1. MAIS OU EST DONC LA CULTURE ???.... « Les Rencontres du livre vivant » se déroulent donc ici à Brazzaville depuis le 24 juillet au Centre Culturel français (photo). Aucun officiel du pays ne fait le déplacement, personne du Ministère de la culture depuis une semaine. La télévision nationale congolaise tourne carrément le dos à l’événement. Aucune annonce. Aucun élément de sensibilisation. Aucun passage en direct. Madame l’Ambassadeur de France est là, ainsi que beaucoup de Français et de jeunes congolais qui me demandent où sont les « nôtres », les « officiels » ? Que leur répondre ? Rien. Le silence. Au cours d’un débat presque houleux, un intervenant charge, lance une attaque contre l’indifférence des officiels. Nous écoutons sans broncher. On s’en fout presque, puisque la jeunesse est là. Une salle comble venue voir la version théâtrale de Verre Cassé par le comédien Fortuné Bateza. Celui-ci est prodigieux. Je le dis en toute franchise, et j’aurais eu des mots plutôt durs si mon roman avait été travesti.

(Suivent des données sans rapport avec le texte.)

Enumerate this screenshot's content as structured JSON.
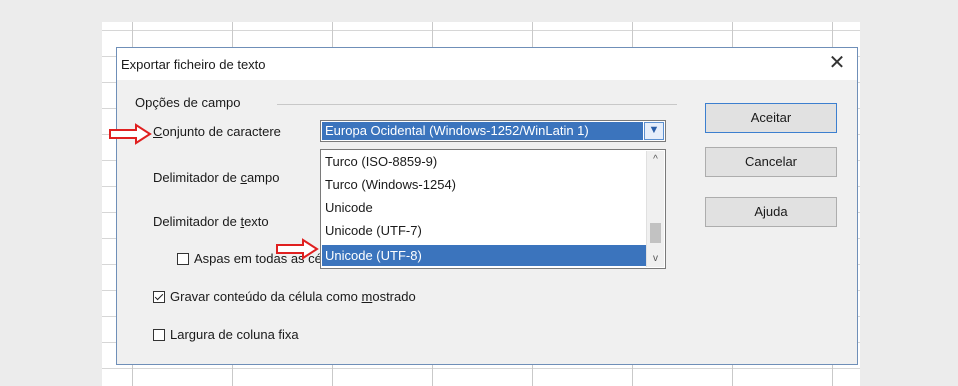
{
  "dialog": {
    "title": "Exportar ficheiro de texto",
    "close_glyph": "✕",
    "group_label": "Opções de campo",
    "charset_label_u": "C",
    "charset_label_rest": "onjunto de caractere",
    "charset_value": "Europa Ocidental (Windows-1252/WinLatin 1)",
    "field_delim_label_a": "Delimitador de ",
    "field_delim_label_u": "c",
    "field_delim_label_b": "ampo",
    "text_delim_label_a": "Delimitador de ",
    "text_delim_label_u": "t",
    "text_delim_label_b": "exto",
    "quote_all_label": "Aspas em todas as células de texto",
    "save_as_displayed_label_a": "Gravar conteúdo da célula como ",
    "save_as_displayed_label_u": "m",
    "save_as_displayed_label_b": "ostrado",
    "save_as_displayed_checked": true,
    "fixed_width_label_a": "Lar",
    "fixed_width_label_u": "g",
    "fixed_width_label_b": "ura de coluna fixa",
    "fixed_width_checked": false,
    "quote_all_checked": false
  },
  "dropdown": {
    "options": [
      "Turco (ISO-8859-9)",
      "Turco (Windows-1254)",
      "Unicode",
      "Unicode (UTF-7)",
      "Unicode (UTF-8)"
    ],
    "selected_index": 4
  },
  "buttons": {
    "ok": "Aceitar",
    "cancel": "Cancelar",
    "help_a": "A",
    "help_u": "j",
    "help_b": "uda"
  },
  "colors": {
    "highlight": "#3b74bd",
    "annotation_arrow": "#e02020"
  },
  "icons": {
    "annotation": "red-arrow-icon",
    "dropdown": "chevron-down-icon",
    "scroll_up": "chevron-up-icon",
    "scroll_down": "chevron-down-icon"
  }
}
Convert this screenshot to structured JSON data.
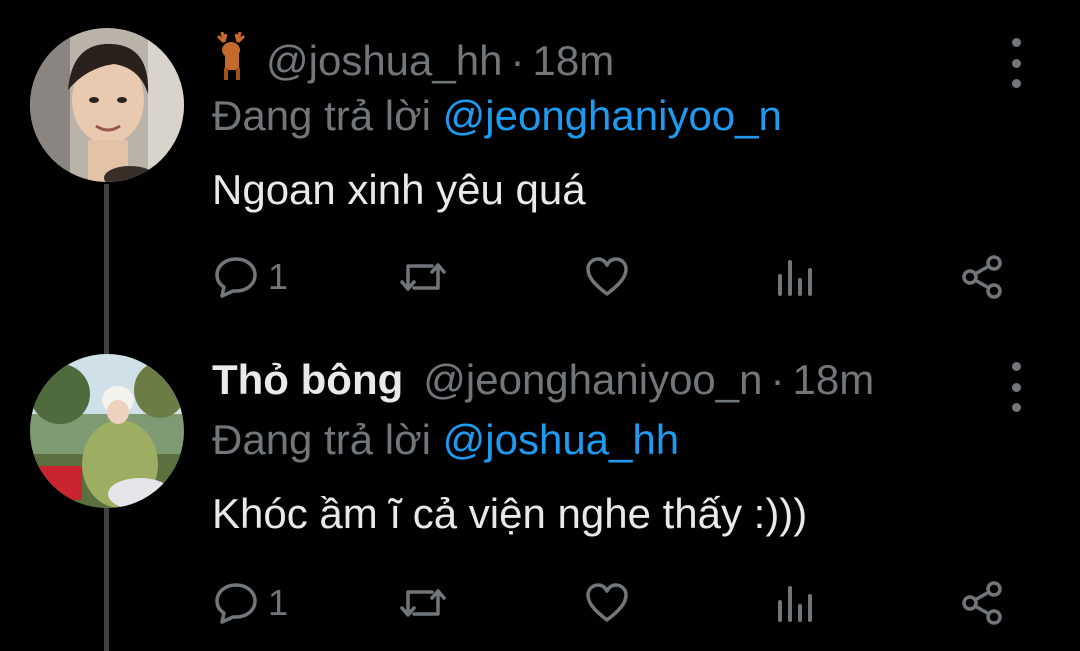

« Mais où est donc la culture ? » relance un jeune homme. Un autre jeune désigne le bâtiment dans lequel nous nous trouvons - le Centre culturel français - , puis il montre discrètement les Français assis dans la salle en concluant : « C’est eux la culture ! C’est eux qui invitent, c’est eux qui payent les billets d’avions des auteurs congolais, c’est eux qui les logent dans les grands hôtels, c’est eux qui les nourrissent ! Qu’est-ce que vous croyez encore, hein ? C’est vous dire que le livre ici c’est pas la culture ! Ah ! Vraiment ! Tchiadi !!! »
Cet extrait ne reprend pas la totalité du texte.